Randy's AWS SA DEMO

A cloud journey – plan, design, and build

Welcome! During the next hour, I will guide you through how I navigated and delivered on one of the most dynamic and challenging customer profiles that I have had the opportunity to field. Prepare yourself to get a deeper insight into how I approach an enterprise-level hybrid cloud effort through design thinking, proactive customer engagement, persistence, and heightened technical acumen.

Agenda

Scenario

IBM won a multi year contract for their MFaaS (zCloud) environment for a large scale Federal entity. This entity's mission was to provide Treasury payment processing services on time and in a conistent and reliable manner. If they failed at achieving this then millions of federal workers would be negatively impacted during payroll processing. 

I was identified as the key personnel performing as the lead solution architect and technical subject matter expert. 

My full scope of responsibilities and deliverables encompassed the planning, designing, and build functions of bridging the distributed workload hosted in AWS to the IBM SmartCloud for Government environment. This required me to ingest the customer requirements, design a solution to ensure contractual obligations were met, and ensure the end result was meeting and/or exceeding client expectations in terms of Hybrid Cloud Connectivity, Performance, HA, DR, Information Security, and Cost.

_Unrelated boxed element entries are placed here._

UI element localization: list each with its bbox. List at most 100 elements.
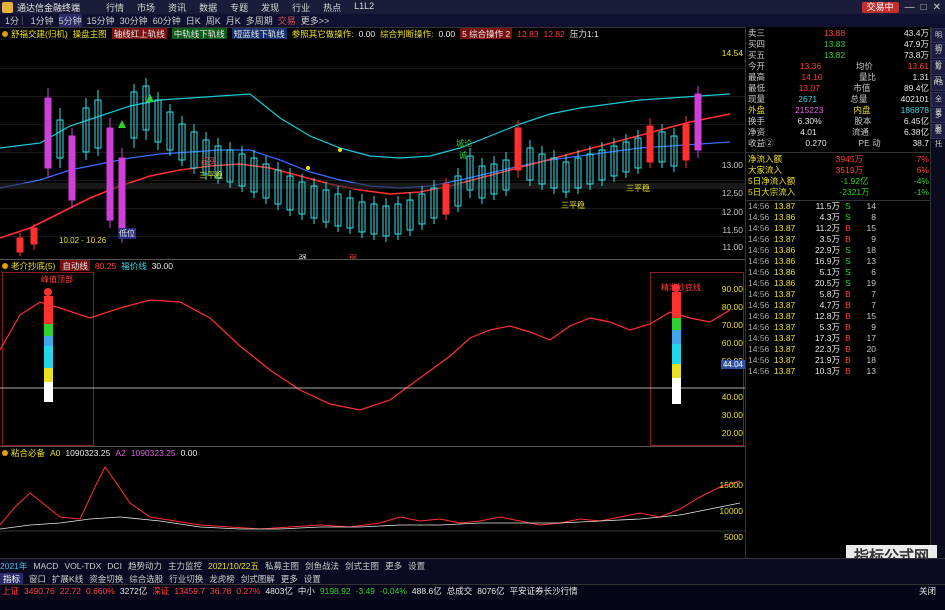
side-rail[interactable]: 明细 分价 筹码 RS 全景 多股 委托 [930, 27, 945, 558]
rail-button-panorama[interactable]: 全景 [931, 92, 945, 116]
tab-more-1[interactable]: 更多 [385, 560, 403, 571]
toolbar-item-9[interactable]: 多周期 [245, 16, 273, 26]
sub-chart-bottom-fishing[interactable]: 老介抄底(5) 自动线 80.25 福价线 30.00 峰值顶部 精准抄底线 [0, 259, 745, 454]
price-label-5: 11.00 [722, 242, 743, 252]
status-tail[interactable]: 关闭 [918, 586, 936, 596]
menu-item-4[interactable]: 专题 [230, 2, 249, 13]
close-icon[interactable]: ✕ [932, 1, 941, 13]
rail-button-chips[interactable]: 筹码 [931, 60, 945, 84]
status-index-change: 22.72 [59, 586, 82, 596]
bottom-tab-bar[interactable]: 2021年 MACD VOL-TDX DCI 趋势动力 主力监控 2021/10… [0, 558, 945, 585]
sub1-axis-0: 90.00 [721, 284, 743, 294]
menu-item-6[interactable]: 行业 [292, 2, 311, 13]
menu-item-0[interactable]: 行情 [106, 2, 125, 13]
menu-item-7[interactable]: 热点 [323, 2, 342, 13]
sub-chart-adhesion[interactable]: 粘合必备 A0 1090323.25 A2 1090323.25 0.00 15… [0, 446, 745, 559]
period-toolbar[interactable]: 1分 | 1分钟 5分钟 15分钟 30分钟 60分钟 日K 周K 月K 多周期… [0, 14, 945, 27]
bottom-tab-row-2[interactable]: 指标 窗口 扩展K线 资金切换 综合选股 行业切换 龙虎榜 剑式图解 更多 设置 [0, 572, 945, 585]
sub1-axis-3: 60.00 [721, 338, 743, 348]
status-bar[interactable]: 上证 3490.76 22.72 0.660% 3272亿 深证 13459.7… [0, 584, 945, 610]
tab-trend-power[interactable]: 趋势动力 [127, 560, 162, 571]
menu-item-2[interactable]: 资讯 [168, 2, 187, 13]
rail-button-order[interactable]: 委托 [931, 124, 945, 148]
tab-settings-2[interactable]: 设置 [303, 573, 321, 584]
minimize-icon[interactable]: — [904, 1, 915, 13]
annotation-flat-1: 三平稳 [199, 171, 223, 180]
toolbar-item-8[interactable]: 月K [225, 16, 241, 26]
tab-sword-main[interactable]: 剑式主图 [345, 560, 380, 571]
sub1-title[interactable]: 老介抄底(5) [11, 260, 56, 271]
tab-vol-tdx[interactable]: VOL-TDX [64, 560, 102, 571]
toolbar-item-4[interactable]: 30分钟 [119, 16, 148, 26]
toolbar-item-2[interactable]: 5分钟 [58, 14, 82, 27]
sub1-left-highlight-box [2, 272, 94, 446]
tick-volume: 16.9万 [814, 256, 840, 266]
tick-volume: 4.3万 [819, 212, 840, 222]
quote-value: 4.01 [800, 127, 817, 137]
tab-indicator[interactable]: 指标 [0, 572, 24, 585]
flow-value: -1.92亿 [840, 176, 869, 186]
tab-dci[interactable]: DCI [107, 560, 122, 571]
sub2-axis-0: 15000 [719, 480, 743, 490]
toolbar-item-1[interactable]: 1分钟 [30, 16, 54, 26]
tick-time: 14:56 [748, 201, 770, 211]
tick-price: 13.86 [774, 267, 796, 277]
status-index-name[interactable]: 上证 [2, 586, 20, 596]
candlestick-svg [0, 78, 745, 256]
status-mid-label[interactable]: 中小 [297, 586, 315, 596]
menu-item-3[interactable]: 数据 [199, 2, 218, 13]
status-mid-pct: -0.04% [379, 586, 407, 596]
main-menu[interactable]: 行情 市场 资讯 数据 专题 发现 行业 热点 L1L2 [106, 1, 374, 14]
menu-item-1[interactable]: 市场 [137, 2, 156, 13]
tab-settings-1[interactable]: 设置 [408, 560, 426, 571]
sub2-title[interactable]: 粘合必备 [11, 447, 46, 458]
toolbar-item-6[interactable]: 日K [185, 16, 201, 26]
tab-more-2[interactable]: 更多 [280, 573, 298, 584]
tab-expand-k[interactable]: 扩展K线 [52, 573, 84, 584]
toolbar-item-11[interactable]: 更多>> [300, 16, 330, 26]
quote-label: 今开 [748, 61, 766, 71]
tab-swordfish[interactable]: 剑鱼战法 [305, 560, 340, 571]
quote-label: 现量 [748, 94, 766, 104]
tab-industry-switch[interactable]: 行业切换 [169, 573, 204, 584]
quote-row: 最高 14.10 量比 1.31 [746, 72, 931, 83]
tab-comprehensive[interactable]: 综合选股 [129, 573, 164, 584]
quote-row: 现量 2671 总量 402101 [746, 94, 931, 105]
tick-count: 9 [871, 234, 876, 244]
menu-item-5[interactable]: 发现 [261, 2, 280, 13]
tab-main-monitor[interactable]: 主力监控 [167, 560, 202, 571]
tab-dragon-tiger[interactable]: 龙虎榜 [209, 573, 235, 584]
rail-button-multistock[interactable]: 多股 [931, 108, 945, 132]
toolbar-item-10[interactable]: 交易 [277, 16, 296, 26]
tick-list[interactable]: 14:56 13.87 11.5万 S 14 14:56 13.86 4.3万 S 8 14:5… [746, 200, 931, 377]
status-second-name[interactable]: 深证 [152, 586, 170, 596]
tick-time: 14:56 [748, 289, 770, 299]
toolbar-item-0[interactable]: 1分 [5, 16, 20, 26]
tab-macd[interactable]: MACD [33, 560, 59, 571]
tick-count: 20 [866, 344, 876, 354]
menu-item-8[interactable]: L1L2 [354, 0, 375, 11]
rail-button-rs[interactable]: RS [931, 76, 945, 91]
toolbar-item-5[interactable]: 60分钟 [152, 16, 181, 26]
tick-price: 13.87 [774, 223, 796, 233]
trade-button[interactable]: 交易中 [861, 1, 899, 13]
tab-capital-switch[interactable]: 资金切换 [89, 573, 124, 584]
bottom-tab-row-1[interactable]: 2021年 MACD VOL-TDX DCI 趋势动力 主力监控 2021/10… [0, 559, 945, 572]
tab-private-main[interactable]: 私募主图 [265, 560, 300, 571]
quote-value: 13.07 [798, 83, 820, 93]
tick-volume: 20.5万 [814, 278, 840, 288]
rail-button-price[interactable]: 分价 [931, 44, 945, 68]
indicator-name[interactable]: 操盘主图 [72, 28, 107, 39]
quote-row: 净资 4.01 流通 6.38亿 [746, 127, 931, 138]
tick-price: 13.86 [774, 245, 796, 255]
tab-sword-explain[interactable]: 剑式图解 [240, 573, 275, 584]
tick-row: 14:56 13.87 17.3万 B 17 [746, 333, 931, 344]
maximize-icon[interactable]: □ [920, 1, 927, 13]
toolbar-item-7[interactable]: 周K [205, 16, 221, 26]
quote-panel[interactable]: 卖三 13.88 43.4万 买四 13.83 47.9万 买五 13.82 7… [745, 27, 931, 558]
toolbar-item-3[interactable]: 15分钟 [86, 16, 115, 26]
tab-window[interactable]: 窗口 [29, 573, 47, 584]
rail-button-detail[interactable]: 明细 [931, 28, 945, 52]
price-label-2: 12.50 [721, 188, 743, 198]
main-candlestick-chart[interactable]: 舒福交建(归机) 操盘主图 轴线红上轨线 中轨线下轨线 短蓝线下轨线 参照其它做… [0, 27, 745, 279]
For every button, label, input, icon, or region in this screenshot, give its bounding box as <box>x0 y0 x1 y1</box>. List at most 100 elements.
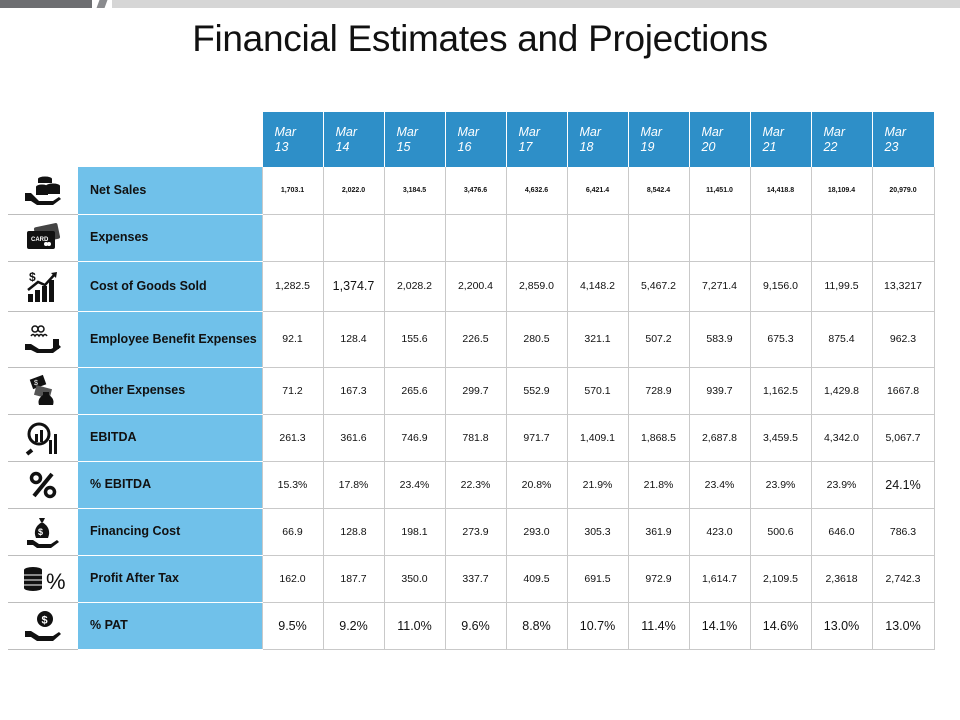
column-header: Mar 22 <box>810 112 872 167</box>
table-cell: 155.6 <box>383 311 445 368</box>
table-cell: 128.8 <box>322 508 384 556</box>
table-cell: 570.1 <box>566 367 628 415</box>
table-cell: 321.1 <box>566 311 628 368</box>
table-cell: 305.3 <box>566 508 628 556</box>
table-cell <box>810 214 872 262</box>
table-row: EBITDA 261.3 361.6 746.9 781.8 971.7 1,409.1 1,… <box>8 414 935 462</box>
table-row: $ Financing Cost 66.9 128.8 198.1 273.9 293.0 3… <box>8 508 935 556</box>
table-cell <box>749 214 811 262</box>
table-cell: 23.4% <box>383 461 445 509</box>
table-cell: 2,109.5 <box>749 555 811 603</box>
table-cell: 3,459.5 <box>749 414 811 462</box>
row-label: Profit After Tax <box>78 555 262 603</box>
table-cell: 2,742.3 <box>871 555 935 603</box>
table-cell: 5,067.7 <box>871 414 935 462</box>
table-cell: 14.1% <box>688 602 750 650</box>
table-cell: 1,868.5 <box>627 414 689 462</box>
svg-text:$: $ <box>29 270 36 284</box>
top-bar-light-segment <box>112 0 960 8</box>
table-cell: 11.4% <box>627 602 689 650</box>
table-cell: 9.6% <box>444 602 506 650</box>
table-cell: 15.3% <box>261 461 323 509</box>
table-cell: 781.8 <box>444 414 506 462</box>
column-header: Mar 16 <box>444 112 506 167</box>
table-cell: 23.9% <box>810 461 872 509</box>
column-header: Mar 15 <box>383 112 445 167</box>
table-cell: 21.8% <box>627 461 689 509</box>
table-cell: 187.7 <box>322 555 384 603</box>
table-cell: 728.9 <box>627 367 689 415</box>
percent-icon <box>8 461 78 509</box>
row-label: % EBITDA <box>78 461 262 509</box>
table-cell: 4,342.0 <box>810 414 872 462</box>
table-row: $ Other Expenses 71.2 167.3 265.6 299.7 552.9 5… <box>8 367 935 415</box>
table-cell: 350.0 <box>383 555 445 603</box>
header-row: Mar 13 Mar 14 Mar 15 Mar 16 Mar 17 Mar 18 Mar 1… <box>8 112 934 167</box>
table-cell <box>566 214 628 262</box>
svg-text:%: % <box>46 569 66 594</box>
table-cell: 10.7% <box>566 602 628 650</box>
decorative-top-bar <box>0 0 960 8</box>
svg-text:CARD: CARD <box>31 237 49 243</box>
table-cell: 583.9 <box>688 311 750 368</box>
page-title: Financial Estimates and Projections <box>192 18 768 59</box>
row-label: Expenses <box>78 214 262 262</box>
row-label: Other Expenses <box>78 367 262 415</box>
table-row: CARD Expenses <box>8 214 935 262</box>
table-cell: 2,028.2 <box>383 261 445 312</box>
table-cell: 8,542.4 <box>627 167 689 215</box>
table-cell: 11,451.0 <box>688 167 750 215</box>
table-cell: 2,200.4 <box>444 261 506 312</box>
table-cell: 875.4 <box>810 311 872 368</box>
table-cell: 6,421.4 <box>566 167 628 215</box>
table-cell <box>871 214 935 262</box>
table-cell: 2,687.8 <box>688 414 750 462</box>
table-cell: 299.7 <box>444 367 506 415</box>
table-cell <box>688 214 750 262</box>
financial-table: Mar 13 Mar 14 Mar 15 Mar 16 Mar 17 Mar 18 Mar 1… <box>8 112 935 650</box>
money-hand-icon <box>8 167 78 215</box>
table-cell: 939.7 <box>688 367 750 415</box>
table-cell: 9,156.0 <box>749 261 811 312</box>
table-row: $ Cost of Goods Sold 1,282.5 1,374.7 2,028.2… <box>8 261 935 312</box>
table-cell: 18,109.4 <box>810 167 872 215</box>
table-cell: 1,614.7 <box>688 555 750 603</box>
table-cell: 3,476.6 <box>444 167 506 215</box>
table-cell: 2,859.0 <box>505 261 567 312</box>
table-cell: 962.3 <box>871 311 935 368</box>
table-cell: 11.0% <box>383 602 445 650</box>
table-cell: 14,418.8 <box>749 167 811 215</box>
table-cell: 423.0 <box>688 508 750 556</box>
table-cell: 265.6 <box>383 367 445 415</box>
table-row: Employee Benefit Expenses 92.1 128.4 155.6 2… <box>8 311 935 368</box>
top-bar-dark-segment <box>0 0 92 8</box>
table-cell: 20.8% <box>505 461 567 509</box>
table-cell: 4,148.2 <box>566 261 628 312</box>
row-label: Employee Benefit Expenses <box>78 311 262 368</box>
cash-bag-icon: $ <box>8 367 78 415</box>
table-cell: 273.9 <box>444 508 506 556</box>
table-cell: 9.5% <box>261 602 323 650</box>
table-cell: 128.4 <box>322 311 384 368</box>
table-cell <box>261 214 323 262</box>
table-cell: 500.6 <box>749 508 811 556</box>
table-cell: 1,409.1 <box>566 414 628 462</box>
row-label: Financing Cost <box>78 508 262 556</box>
table-cell: 9.2% <box>322 602 384 650</box>
table-cell: 786.3 <box>871 508 935 556</box>
svg-text:$: $ <box>42 614 48 626</box>
table-cell: 552.9 <box>505 367 567 415</box>
magnifier-chart-icon <box>8 414 78 462</box>
row-label: Cost of Goods Sold <box>78 261 262 312</box>
table-cell <box>505 214 567 262</box>
table-cell: 198.1 <box>383 508 445 556</box>
table-cell: 13.0% <box>871 602 935 650</box>
svg-text:$: $ <box>38 527 43 537</box>
table-cell: 7,271.4 <box>688 261 750 312</box>
credit-card-icon: CARD <box>8 214 78 262</box>
column-header: Mar 17 <box>505 112 567 167</box>
table-cell: 21.9% <box>566 461 628 509</box>
table-cell: 746.9 <box>383 414 445 462</box>
table-cell: 409.5 <box>505 555 567 603</box>
table-cell: 4,632.6 <box>505 167 567 215</box>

Technical Details / Requirements

Performance

The customer required the following SLAs and SLOs during their application processing tasks:

Low latency (5ms – 30ms)
Average 4 Gbps throughput with a burst to 9 Gbps throughput
Compute (Memory, CPU) varied based on mainframe and distributed workload

Network

Hybrid cloud integration was a key element to bridge AWS, On-Prem, and IBM SCG environments:

Dynamic Routing (BGP)
Layer3/Layer2 network configurations
PaloAlto, Juniper SRX, VMWare NSX ESG configurations
AWS DirectConnect
VPN IPSec tunnels
VXLAN / VLAN

HA

It was mission-critical that all components were built for failure and ensure high availability:

Network connectivity
Distributed workload
Mainframe components

Cost

Most federal entities have a firm budget allocation. With firm-fixed pricing it was critical to solution for cost efficiencies:

Workload analysis and placement
Compute Optimization
Network integration efficiencies

BCP/DR

Given the criticality to the customer’s mission to achieve 99.99% uptime and the general COOP requirements it was imperative to design to meet SLAs for various components of the full stack:

Data replication
Network redundancy
Tenant enclave replication

InfoSec

Information Security was a heavy emphasis given the data being handled, processed, and transferred:

Secure network communications for full-stack
FedRAMP / FISMA Moderate
NIST SP800-53
DISA Impact Level 2

Challenges / Risks

Delivery Schedule

The customer had an aggressive schedule derived from the fact that they were up against a concrete date to completely evacuate their existing data center or incur millions in costs to secure a longer timeframe. This generated an urgency where they required IBM to have the mainframe, interconnectivity, applications, and information security mechanisms in place for their production workload in place.

Customer Technical Depth

The customer had a limited staff that had in-depth mainframe experience, but they were not technically deep on hybrid cloud migrations and cloud technology in either IBM SmartCloud for Government or AWS.

Rigid Budget / Constrained Capital

When the contract was signed and IBM received approval to move forward it was established that the budget was concrete and had minimal contingency dollars for unknown/unforeseen issues.

Regulatory Requirements

There were aggressive and complex regulatory requirements that the customer required. This introduced functionality impact and slowed delivery velocity due to having to weave a significant amount of security controls with implementation efforts and having to remediate security-related break/fix.